There are six of us around the table, and the conversation turns to what I do for a living, also known as "my field of study" in academia. "I'm a game designer and a professor," I say. The dinner had been arranged by a third party in order to connect academics from various institutions for networking purposes.
"You mean videogames?" one of the teachers asks. It's said with the same professional and courteous tone that one might reserve for asking, "Did you pass gas?"
"Videogames, yes," I answer. "I've been doing it over 20 years now." Really without any effort at all, I launch into a little love manifesto of sorts, talking about how much I enjoy being a game designer, how wonderful it is to make games, all kinds of games. I even tell them about the incredibly wonderful modding experience I had with my 7-year-old daughter. "I am teaching her to play Risk," I tell them. "And when I told her she couldn't own the oceans, she said, 'But, Mommy, you're a game designer. You can change the rules!'" We did, and it made the game a whole lot different, and the best part about it was that we made our first mod together. It was a wonderful, geeky moment that perhaps only another game designer parent can appreciate.

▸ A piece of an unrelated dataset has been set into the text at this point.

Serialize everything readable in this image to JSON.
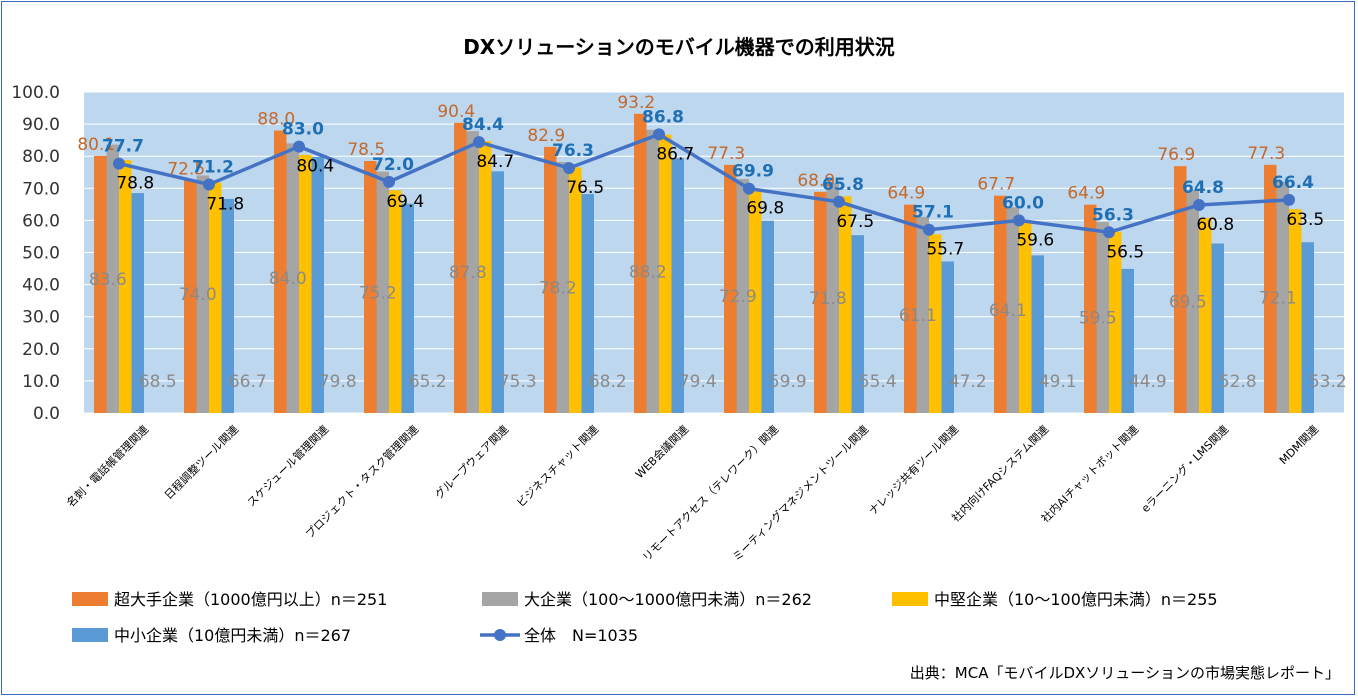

Inevitably, after I finish speaking, the strong opinions come. It happens the same way every time: People listen and then they say what they've been feeling. Videogames are not good for you. Videogames are a waste of time. They isolate children. Kids never go outside to play. They just sit there and stare at the TV all day.
The conversation this evening is particularly ironic, given that I've just finished my design for GDC's Game Design Challenge, OneHundredDogs.com. It's a Facebook ARG designed to be played in 50 cities across the country. It's all outdoors and designed to build a nationwide community of happy people and their happy dogs working together toward a common goal. I sit and listen, and they continue.
Videogames are addictive, violent and blood-soaked. People just shouldn't let their kids play games. One attendee agrees with the next, polite apologies are made in my direction and the memes pass around the table with the bread.
On the way home, I wonder where the hell all this comes from. These are the same people who drowned machines in quarters back in the 1980s, who played Super Mario Bros. until their thumbs were sore. I know, because I was there. I bet some of them even had Pac-Man lunch boxes like I did. So where's the love?
Within the hour, I send off an email to 40 people over 30 who aren't gamers. "Just off the top of your head, what would you say if someone stuck a microphone in your face and said, 'How do you feel about videogames?'"
The emails are written (in my head) before I even receive the first reply. Some will note their dislike of videogames and back their opinions up with references to Jack Thompson and Dr. Phil or the plethora of news stories that tout videogames as vile things. The rest will like them, slaver about the Wii or state indifference.